Only later, I reckon - when guys occasionally emerging as front runners in the political power stakes needed some kind of appointment ratification from the pope and the old Latin terminology came into play (ironically pre-Saxon Britons would have had more understanding of the term, along with "counts" and "dukes" etc in their original manifestation). But the truth is that we don't even know if the "kings" of the period saw themselves as such, let alone that their "kingdoms" accommodated "princes" of any hue. The same problem exists for the same period throughout all non-Frankish areas from Fresia to Jutland - and even the Franks seem to have had a problem establishing "kings" initially that satisfied their Christian mentors back in Rome regarding what the term described.
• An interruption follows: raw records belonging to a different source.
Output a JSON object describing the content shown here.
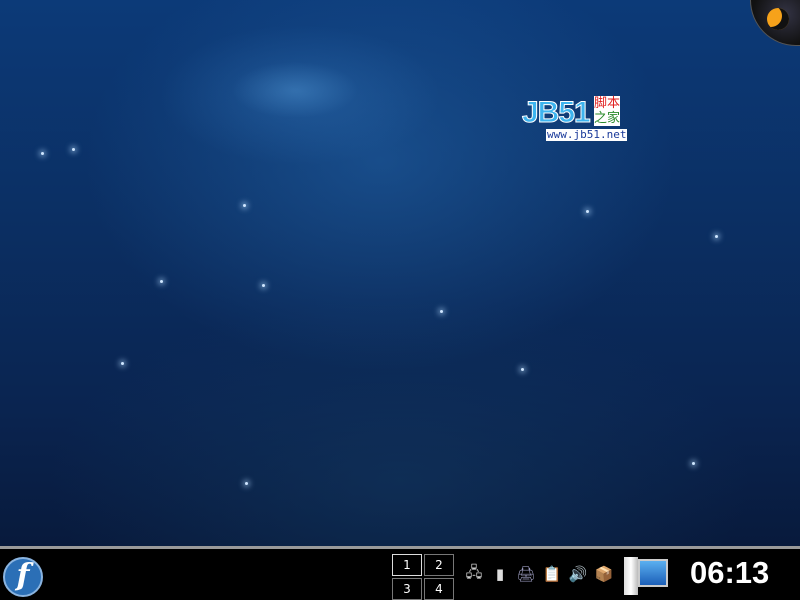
{
  "watermark": {
    "brand": "JB51",
    "cn_line1": "脚本",
    "cn_line2": "之家",
    "url": "www.jb51.net"
  },
  "taskbar": {
    "launcher": {
      "icon": "fedora-logo-icon",
      "glyph": "f"
    },
    "pager": {
      "desktops": [
        "1",
        "2",
        "3",
        "4"
      ],
      "active": "1"
    },
    "tray": [
      {
        "name": "network-icon",
        "glyph": "🖧"
      },
      {
        "name": "klipper-icon",
        "glyph": "▮"
      },
      {
        "name": "printer-applet-icon",
        "glyph": "🖨"
      },
      {
        "name": "clipboard-icon",
        "glyph": "📋"
      },
      {
        "name": "volume-icon",
        "glyph": "🔊"
      },
      {
        "name": "package-updater-icon",
        "glyph": "📦"
      }
    ],
    "clock": "06:13"
  },
  "colors": {
    "accent": "#3db4ef",
    "taskbar": "#000000"
  }
}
Though all this itself simply adds to the complexity of what was really going on in Kent, Essex, southern Norfolk, in and around Sussex, and on the Isle of Wight during the early Saxon period. Traditional history tends to avoid acknowledging direct "foreign" control over these areas as seems to have happened from time to time, and this allows a rather linear progression of Christian conversions and influence in the area in traditional histories. However the whole murky business of Frankish and Merovingian involvement at crucial times, along with an apparent power struggle between two distinct and competitive Christian organisations (or even three if the original British version survived longer than Bede & Co ever gave it credit for), adds a whole new level of interpretation to how kingship itself as well as religious belief developed in the Saxon portion of Britain, both important aspects to how a peculiarly "English" form of Saxon established itself as the cultural and political "norm".